The foreclosure crisis hits close to home – and not just because Americans’ houses are at stake. More than one in three Americans in the latest Economist/YouGov Poll claim to know someone who has been through the process at some point in their lives, and one in twelve have gone through the process themselves.
The crisis touches all regions, and goes across party lines. But those in the West are the most likely to have been personally affected – or know someone who has. 54% of Westerners have either been in foreclosure at some point in their lives or know someone who has.
There is also worry that the current crisis isn’t over. Two-thirds of Americans who own their home currently are paying off a mortgage on it, and 27% of them are worried they could lose their home to foreclosure some day. This is especially a worry for homeowners with incomes below $40,000.
Half of American homeowners believe the value of their own homes has gone down in the last year – and only 8% think the value of their home has increased. This is particularly noticeable in the West: 54% of those who live in the West say their home’s value has dropped in the last year, and only 4% say it has increased.

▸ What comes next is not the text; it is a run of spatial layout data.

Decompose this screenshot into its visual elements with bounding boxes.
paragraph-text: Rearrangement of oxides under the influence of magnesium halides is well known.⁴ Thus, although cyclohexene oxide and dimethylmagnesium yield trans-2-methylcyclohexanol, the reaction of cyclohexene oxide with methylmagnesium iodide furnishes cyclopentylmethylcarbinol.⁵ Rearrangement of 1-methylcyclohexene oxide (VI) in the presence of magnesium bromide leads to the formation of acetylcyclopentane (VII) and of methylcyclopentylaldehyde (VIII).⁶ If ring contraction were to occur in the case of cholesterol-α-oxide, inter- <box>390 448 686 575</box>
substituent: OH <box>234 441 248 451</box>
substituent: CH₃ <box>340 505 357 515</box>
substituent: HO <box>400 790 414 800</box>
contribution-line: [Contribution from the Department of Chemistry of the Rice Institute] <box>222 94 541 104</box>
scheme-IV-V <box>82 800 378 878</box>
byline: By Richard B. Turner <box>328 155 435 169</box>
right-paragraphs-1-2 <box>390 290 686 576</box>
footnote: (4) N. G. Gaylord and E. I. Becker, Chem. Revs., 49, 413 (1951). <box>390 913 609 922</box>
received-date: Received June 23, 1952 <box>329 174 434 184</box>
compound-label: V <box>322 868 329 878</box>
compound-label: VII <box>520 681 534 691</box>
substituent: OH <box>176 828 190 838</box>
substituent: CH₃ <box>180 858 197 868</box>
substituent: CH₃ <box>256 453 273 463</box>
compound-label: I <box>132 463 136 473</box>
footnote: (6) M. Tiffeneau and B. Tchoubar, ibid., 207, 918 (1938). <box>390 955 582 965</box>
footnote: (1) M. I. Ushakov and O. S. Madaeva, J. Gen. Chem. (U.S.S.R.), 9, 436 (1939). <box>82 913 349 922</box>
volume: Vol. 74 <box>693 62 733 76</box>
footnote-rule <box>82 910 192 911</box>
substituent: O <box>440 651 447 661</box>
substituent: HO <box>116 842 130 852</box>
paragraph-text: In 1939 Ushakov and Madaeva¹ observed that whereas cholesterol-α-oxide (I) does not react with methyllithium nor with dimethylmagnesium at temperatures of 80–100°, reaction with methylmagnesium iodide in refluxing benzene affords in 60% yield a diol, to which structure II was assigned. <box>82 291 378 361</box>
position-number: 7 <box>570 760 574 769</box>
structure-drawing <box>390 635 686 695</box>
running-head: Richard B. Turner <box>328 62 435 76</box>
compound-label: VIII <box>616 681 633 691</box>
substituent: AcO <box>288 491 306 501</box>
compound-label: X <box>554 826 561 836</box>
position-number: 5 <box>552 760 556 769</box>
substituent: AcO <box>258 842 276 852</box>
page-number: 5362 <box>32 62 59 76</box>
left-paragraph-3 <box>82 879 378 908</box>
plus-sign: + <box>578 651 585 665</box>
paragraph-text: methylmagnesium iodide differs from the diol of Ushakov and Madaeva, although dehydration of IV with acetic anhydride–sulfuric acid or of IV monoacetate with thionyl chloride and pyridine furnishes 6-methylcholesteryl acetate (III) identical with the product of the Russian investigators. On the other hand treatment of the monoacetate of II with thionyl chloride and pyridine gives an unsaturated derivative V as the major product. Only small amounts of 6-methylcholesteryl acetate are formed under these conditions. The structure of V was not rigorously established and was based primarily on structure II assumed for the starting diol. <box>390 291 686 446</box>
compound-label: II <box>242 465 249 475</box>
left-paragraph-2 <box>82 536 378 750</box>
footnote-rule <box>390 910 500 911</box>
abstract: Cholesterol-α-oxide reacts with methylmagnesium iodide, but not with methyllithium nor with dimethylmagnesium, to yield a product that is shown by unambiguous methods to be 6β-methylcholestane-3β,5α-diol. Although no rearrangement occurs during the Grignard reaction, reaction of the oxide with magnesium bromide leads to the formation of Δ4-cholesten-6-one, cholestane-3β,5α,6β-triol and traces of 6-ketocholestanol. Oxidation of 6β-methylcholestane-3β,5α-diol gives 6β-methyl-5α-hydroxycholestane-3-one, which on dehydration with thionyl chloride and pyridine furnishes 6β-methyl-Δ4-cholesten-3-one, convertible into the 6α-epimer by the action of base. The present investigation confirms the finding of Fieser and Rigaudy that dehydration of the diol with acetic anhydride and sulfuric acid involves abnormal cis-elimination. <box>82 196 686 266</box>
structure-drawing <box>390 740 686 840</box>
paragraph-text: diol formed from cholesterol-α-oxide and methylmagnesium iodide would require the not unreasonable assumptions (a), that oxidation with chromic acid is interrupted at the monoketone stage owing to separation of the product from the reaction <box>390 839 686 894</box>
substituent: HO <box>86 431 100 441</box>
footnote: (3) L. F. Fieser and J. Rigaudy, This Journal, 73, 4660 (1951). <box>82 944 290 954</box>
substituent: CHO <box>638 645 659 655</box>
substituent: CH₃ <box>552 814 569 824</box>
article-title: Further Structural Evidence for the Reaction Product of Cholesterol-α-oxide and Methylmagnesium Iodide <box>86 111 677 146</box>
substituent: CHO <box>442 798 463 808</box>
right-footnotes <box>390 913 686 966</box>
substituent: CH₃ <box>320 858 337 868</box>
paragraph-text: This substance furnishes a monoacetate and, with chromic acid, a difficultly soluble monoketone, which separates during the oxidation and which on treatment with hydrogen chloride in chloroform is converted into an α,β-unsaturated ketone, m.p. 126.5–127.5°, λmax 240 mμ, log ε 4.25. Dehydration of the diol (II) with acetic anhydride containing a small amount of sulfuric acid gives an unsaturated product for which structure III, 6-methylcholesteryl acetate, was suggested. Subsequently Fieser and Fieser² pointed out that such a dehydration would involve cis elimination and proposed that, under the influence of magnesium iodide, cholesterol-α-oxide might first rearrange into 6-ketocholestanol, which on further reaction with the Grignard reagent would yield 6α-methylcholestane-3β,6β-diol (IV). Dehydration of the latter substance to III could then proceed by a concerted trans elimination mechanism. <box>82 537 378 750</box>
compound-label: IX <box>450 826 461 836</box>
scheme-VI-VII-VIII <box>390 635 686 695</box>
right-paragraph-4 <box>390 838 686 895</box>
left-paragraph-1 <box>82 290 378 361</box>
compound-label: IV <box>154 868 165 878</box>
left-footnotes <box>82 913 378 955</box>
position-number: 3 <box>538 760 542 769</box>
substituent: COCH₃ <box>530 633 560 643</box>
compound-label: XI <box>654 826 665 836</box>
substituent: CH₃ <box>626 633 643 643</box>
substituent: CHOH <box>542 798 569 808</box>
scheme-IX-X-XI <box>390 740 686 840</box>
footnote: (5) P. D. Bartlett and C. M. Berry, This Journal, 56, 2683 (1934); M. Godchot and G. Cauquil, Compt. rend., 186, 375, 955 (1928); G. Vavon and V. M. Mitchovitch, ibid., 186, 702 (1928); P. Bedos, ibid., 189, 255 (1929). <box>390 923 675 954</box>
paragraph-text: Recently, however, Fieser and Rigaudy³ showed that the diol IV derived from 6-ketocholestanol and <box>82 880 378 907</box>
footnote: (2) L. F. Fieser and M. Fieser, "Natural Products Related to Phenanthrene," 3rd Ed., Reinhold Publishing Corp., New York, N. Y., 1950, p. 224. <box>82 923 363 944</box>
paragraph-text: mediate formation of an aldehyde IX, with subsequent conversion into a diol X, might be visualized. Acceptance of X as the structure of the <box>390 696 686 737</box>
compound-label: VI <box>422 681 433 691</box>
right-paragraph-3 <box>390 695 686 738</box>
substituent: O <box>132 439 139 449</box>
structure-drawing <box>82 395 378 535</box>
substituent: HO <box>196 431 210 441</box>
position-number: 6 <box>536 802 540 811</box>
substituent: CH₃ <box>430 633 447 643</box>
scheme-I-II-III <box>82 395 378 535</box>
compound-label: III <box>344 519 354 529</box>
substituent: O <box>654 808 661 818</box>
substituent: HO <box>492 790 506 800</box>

People in the West are also the most pessimistic about future housing prices. Nearly twice as many there expect housing prices to continue to decline in the next year as expect prices to rise. The rest of the country is only a little more optimistic.
"Do you think the value of your home has increased or decreased in the lat year?"
|(Asked of homeowners)|
Stayed about the same
Three in ten Americans rate their part of the country as having a weaker housing market than the country as a whole. And again, Westerners are the most negative, but Midwesterners follow close behind.
For 84% of Americans, owning a home remains important to achieving the American Dream.